The next big thing in stroke treatment? Smartphones

Sure, smartphones are smart. But how smart? Advanced enough to let doctors help diagnose and treat stroke patients who might be hundreds of miles away from where they are.

A new study by the Mayo Clinic finds that the quality or brain scans and other medical images sent via smartphone are comparable to those viewed by desktop computers. The results confirm that smartphones can be effective in real-world telestroke healthcare (that is, health care delivered to stroke patients via phone applications).

“Essentially what this means is that telemedicine can fit in our pockets,” said Bart Demaerschalk, a professor of neurology and medical director of Mayo Clinic Telestroke. “For patients this means access to expertise in a timely fashion when they need it most, no matter what emergency room they may find themselves.”

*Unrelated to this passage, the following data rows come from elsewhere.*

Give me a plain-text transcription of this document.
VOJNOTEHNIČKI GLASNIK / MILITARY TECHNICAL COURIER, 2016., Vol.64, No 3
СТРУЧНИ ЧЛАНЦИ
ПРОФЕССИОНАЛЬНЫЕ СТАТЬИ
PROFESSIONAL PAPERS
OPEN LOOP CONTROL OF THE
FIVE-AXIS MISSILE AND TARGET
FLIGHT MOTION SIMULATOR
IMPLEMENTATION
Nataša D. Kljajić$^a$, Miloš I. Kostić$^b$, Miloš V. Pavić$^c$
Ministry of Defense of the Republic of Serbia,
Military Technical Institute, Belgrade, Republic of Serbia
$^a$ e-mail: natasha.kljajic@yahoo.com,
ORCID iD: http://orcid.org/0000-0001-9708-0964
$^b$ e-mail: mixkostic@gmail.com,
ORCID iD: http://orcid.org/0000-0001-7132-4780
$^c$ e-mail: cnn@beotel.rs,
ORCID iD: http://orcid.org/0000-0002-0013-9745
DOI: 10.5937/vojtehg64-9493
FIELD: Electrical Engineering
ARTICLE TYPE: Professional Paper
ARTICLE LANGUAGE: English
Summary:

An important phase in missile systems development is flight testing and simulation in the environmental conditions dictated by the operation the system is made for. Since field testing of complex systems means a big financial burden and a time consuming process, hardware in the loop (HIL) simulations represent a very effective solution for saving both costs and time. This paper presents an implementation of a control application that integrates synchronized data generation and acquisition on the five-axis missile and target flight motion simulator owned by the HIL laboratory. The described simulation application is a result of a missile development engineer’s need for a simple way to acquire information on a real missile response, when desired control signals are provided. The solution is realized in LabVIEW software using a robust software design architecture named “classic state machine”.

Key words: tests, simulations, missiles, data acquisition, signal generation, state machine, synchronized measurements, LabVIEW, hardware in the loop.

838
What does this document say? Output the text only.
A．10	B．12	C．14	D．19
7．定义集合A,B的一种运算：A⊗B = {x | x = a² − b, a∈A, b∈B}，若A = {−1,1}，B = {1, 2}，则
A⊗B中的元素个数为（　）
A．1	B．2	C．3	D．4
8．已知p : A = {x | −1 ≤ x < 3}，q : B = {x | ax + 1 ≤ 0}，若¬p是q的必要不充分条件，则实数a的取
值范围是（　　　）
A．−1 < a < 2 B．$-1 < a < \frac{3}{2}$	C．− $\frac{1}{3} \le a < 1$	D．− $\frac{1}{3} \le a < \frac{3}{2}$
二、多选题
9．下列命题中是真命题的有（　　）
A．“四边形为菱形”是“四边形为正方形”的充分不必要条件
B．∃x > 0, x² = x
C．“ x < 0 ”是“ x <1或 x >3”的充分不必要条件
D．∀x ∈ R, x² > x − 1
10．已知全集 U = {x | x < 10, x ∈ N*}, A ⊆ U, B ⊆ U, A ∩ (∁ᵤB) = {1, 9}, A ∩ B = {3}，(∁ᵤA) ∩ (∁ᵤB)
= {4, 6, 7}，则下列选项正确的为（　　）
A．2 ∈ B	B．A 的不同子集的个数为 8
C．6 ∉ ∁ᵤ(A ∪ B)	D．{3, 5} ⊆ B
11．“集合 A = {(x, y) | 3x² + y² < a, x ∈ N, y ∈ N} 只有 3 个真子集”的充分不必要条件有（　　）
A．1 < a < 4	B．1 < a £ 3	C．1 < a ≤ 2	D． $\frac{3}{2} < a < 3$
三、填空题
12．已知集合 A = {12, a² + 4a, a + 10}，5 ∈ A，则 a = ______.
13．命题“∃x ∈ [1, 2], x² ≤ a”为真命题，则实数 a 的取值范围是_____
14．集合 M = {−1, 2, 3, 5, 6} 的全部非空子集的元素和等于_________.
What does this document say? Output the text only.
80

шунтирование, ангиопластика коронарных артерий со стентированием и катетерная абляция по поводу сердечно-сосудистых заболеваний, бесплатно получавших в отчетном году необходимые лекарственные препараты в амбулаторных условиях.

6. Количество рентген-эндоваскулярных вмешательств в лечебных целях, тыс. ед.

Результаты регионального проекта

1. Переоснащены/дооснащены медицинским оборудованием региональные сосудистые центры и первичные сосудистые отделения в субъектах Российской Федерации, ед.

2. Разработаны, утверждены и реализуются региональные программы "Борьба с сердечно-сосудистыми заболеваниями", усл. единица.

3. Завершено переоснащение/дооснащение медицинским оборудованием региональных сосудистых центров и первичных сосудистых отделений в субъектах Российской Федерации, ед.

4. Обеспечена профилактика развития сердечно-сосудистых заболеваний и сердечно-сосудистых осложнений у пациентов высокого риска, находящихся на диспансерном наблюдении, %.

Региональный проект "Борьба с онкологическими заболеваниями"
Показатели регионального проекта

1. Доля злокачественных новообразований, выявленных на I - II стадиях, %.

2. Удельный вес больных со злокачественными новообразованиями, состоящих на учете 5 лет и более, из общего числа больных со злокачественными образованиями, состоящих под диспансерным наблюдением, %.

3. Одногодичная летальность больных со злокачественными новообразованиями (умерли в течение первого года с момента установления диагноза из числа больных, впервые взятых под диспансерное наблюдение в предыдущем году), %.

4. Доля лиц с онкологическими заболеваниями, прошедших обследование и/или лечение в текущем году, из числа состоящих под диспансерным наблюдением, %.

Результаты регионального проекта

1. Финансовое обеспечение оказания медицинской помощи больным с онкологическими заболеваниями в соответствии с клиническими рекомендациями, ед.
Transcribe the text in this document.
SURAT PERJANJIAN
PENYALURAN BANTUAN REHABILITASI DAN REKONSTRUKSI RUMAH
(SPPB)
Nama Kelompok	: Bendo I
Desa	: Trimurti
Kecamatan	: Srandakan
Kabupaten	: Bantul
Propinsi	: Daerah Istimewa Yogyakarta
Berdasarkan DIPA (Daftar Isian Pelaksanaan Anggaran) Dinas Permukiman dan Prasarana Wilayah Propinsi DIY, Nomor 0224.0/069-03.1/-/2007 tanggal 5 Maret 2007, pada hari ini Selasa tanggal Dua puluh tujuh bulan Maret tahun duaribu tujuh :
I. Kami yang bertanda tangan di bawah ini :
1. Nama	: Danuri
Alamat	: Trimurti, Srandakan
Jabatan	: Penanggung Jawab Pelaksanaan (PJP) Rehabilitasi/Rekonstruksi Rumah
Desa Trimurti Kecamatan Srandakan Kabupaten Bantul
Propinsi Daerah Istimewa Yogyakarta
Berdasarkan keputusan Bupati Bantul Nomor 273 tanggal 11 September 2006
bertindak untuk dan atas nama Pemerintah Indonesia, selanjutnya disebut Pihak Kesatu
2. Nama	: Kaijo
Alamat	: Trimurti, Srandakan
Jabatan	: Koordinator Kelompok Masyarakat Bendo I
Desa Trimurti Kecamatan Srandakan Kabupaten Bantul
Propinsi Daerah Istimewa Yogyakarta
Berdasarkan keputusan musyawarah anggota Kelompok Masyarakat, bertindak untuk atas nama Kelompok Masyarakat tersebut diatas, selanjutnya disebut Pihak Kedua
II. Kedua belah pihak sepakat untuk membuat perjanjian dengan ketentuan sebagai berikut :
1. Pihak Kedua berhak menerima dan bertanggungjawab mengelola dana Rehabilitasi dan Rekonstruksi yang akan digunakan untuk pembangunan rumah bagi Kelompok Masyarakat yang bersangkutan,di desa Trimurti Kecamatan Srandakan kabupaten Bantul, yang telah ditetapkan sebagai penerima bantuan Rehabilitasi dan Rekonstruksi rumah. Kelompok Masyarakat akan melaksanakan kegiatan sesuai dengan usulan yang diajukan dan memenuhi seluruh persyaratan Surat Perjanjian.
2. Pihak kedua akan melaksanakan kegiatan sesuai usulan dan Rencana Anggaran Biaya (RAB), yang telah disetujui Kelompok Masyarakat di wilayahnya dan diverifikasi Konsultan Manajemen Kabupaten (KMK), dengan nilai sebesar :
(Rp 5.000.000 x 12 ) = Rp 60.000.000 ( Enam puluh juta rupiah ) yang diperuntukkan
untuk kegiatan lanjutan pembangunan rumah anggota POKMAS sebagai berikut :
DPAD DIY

In telestroke care, telemedicine platforms or robots in rural hospitals let a stroke patient be seen in real time by a neurology specialist located elsewhere. Mayo Clinic was the first medical center in Arizona to study telemedicine for stroke patients in non-urban settings, and is now the hub in a network of 12 telestroke centers, most of them in Arizona.

“If we can transmit health information securely and simultaneously use the video conferencing capabilities for clinical assessments, we can have telemedicine anywhere, which is essential in a state like Arizona where more than 40 percent of the population doesn’t have access to immediate neurologic care,” said Demaerschalk.

So far, the Mayo Clinic Telestroke Network has provided more than 1,000 emergency consultations for stroke.

Fast diagnoses of stroke can enable doctors to administer clot-busting medications within the narrow window of time in which permanent injury to a patient’s brain can be prevented. Telestroke care can also reduce costs by avoiding the need for ground or air ambulance transfer of patients to other medical centers.